Zoom link: https://illinois.zoom.us/j/84600044860?pwd=M0tkN0htTlFhNGNKeGVxR1pYY3Y2dz09
Meeting ID: 846 0004 4860
Passcode: 441458
Abstract: Cluster algebras are certain commutative algebras whose generators are defined recursively. Fomin and Zelevinsky invented these algebras in 2002 in order to establish a combinatorial framework to understand the theory of total positivity due to Lusztig and the dual canonical bases of quantum groups due to Lusztig/Kashiwara. In particular, Fomin-Zelevinsky conjectured that the cluster monomials (certain monomials in the generators) belong to the dual canonical basis.

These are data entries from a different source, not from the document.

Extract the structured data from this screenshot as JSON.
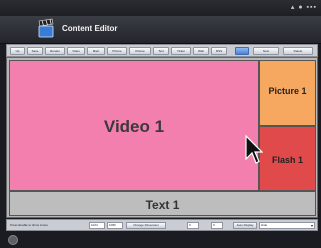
{
  "app": {
    "title": "Content Editor"
  },
  "toolbar": {
    "buttons": [
      {
        "label": "Up",
        "style": "default"
      },
      {
        "label": "Save",
        "style": "default"
      },
      {
        "label": "Render",
        "style": "default"
      },
      {
        "label": "Video",
        "style": "default"
      },
      {
        "label": "Main",
        "style": "default"
      },
      {
        "label": "Picture",
        "style": "default"
      },
      {
        "label": "Picture",
        "style": "default"
      },
      {
        "label": "Text",
        "style": "default"
      },
      {
        "label": "Ticker",
        "style": "default"
      },
      {
        "label": "Web",
        "style": "default"
      },
      {
        "label": "RSS",
        "style": "default"
      },
      {
        "label": "",
        "style": "blue"
      },
      {
        "label": "Next",
        "style": "default"
      },
      {
        "label": "Delete",
        "style": "default"
      }
    ]
  },
  "zones": {
    "video": {
      "label": "Video 1",
      "color": "#f27fae"
    },
    "picture": {
      "label": "Picture 1",
      "color": "#f7a860"
    },
    "flash": {
      "label": "Flash 1",
      "color": "#e14a4a"
    },
    "text": {
      "label": "Text 1",
      "color": "#bdbdbd"
    }
  },
  "bottombar": {
    "hint": "Press Enable to show zones",
    "resolution_w": "1024",
    "resolution_h": "1080",
    "change_button": "Change Dimension",
    "field_a": "0",
    "field_b": "0",
    "ratio_button": "Auto Display",
    "mode_select": "Hide"
  },
  "icons": {
    "logo": "clapperboard-icon",
    "cursor": "mouse-pointer-icon",
    "home": "home-button-icon"
  }
}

In this talk, we briefly introduce cluster algebras by using concrete examples. We introduce the (common) triangular bases, which are Kazhdan-Lusztig type bases naturally parametrized by the tropical points of the corresponding varieties. They allow us to verify the above motivational conjecture in full generality. We also discuss the relationship between such bases and monoidal categorification.
Fan Qin is an algebraist, working in representation theory and cluster algebras, with interests in quantum groups, geometric representation theory, categorification, algebraic geometry, tropical geometry and higher Teichmuller theory. He is a 2012 graduate of Université Paris VII (Advisor: Bernhard Keller) and is currently at Shanghai Jiao Tong University. Faculty have access to a complete background via mathjobs.org.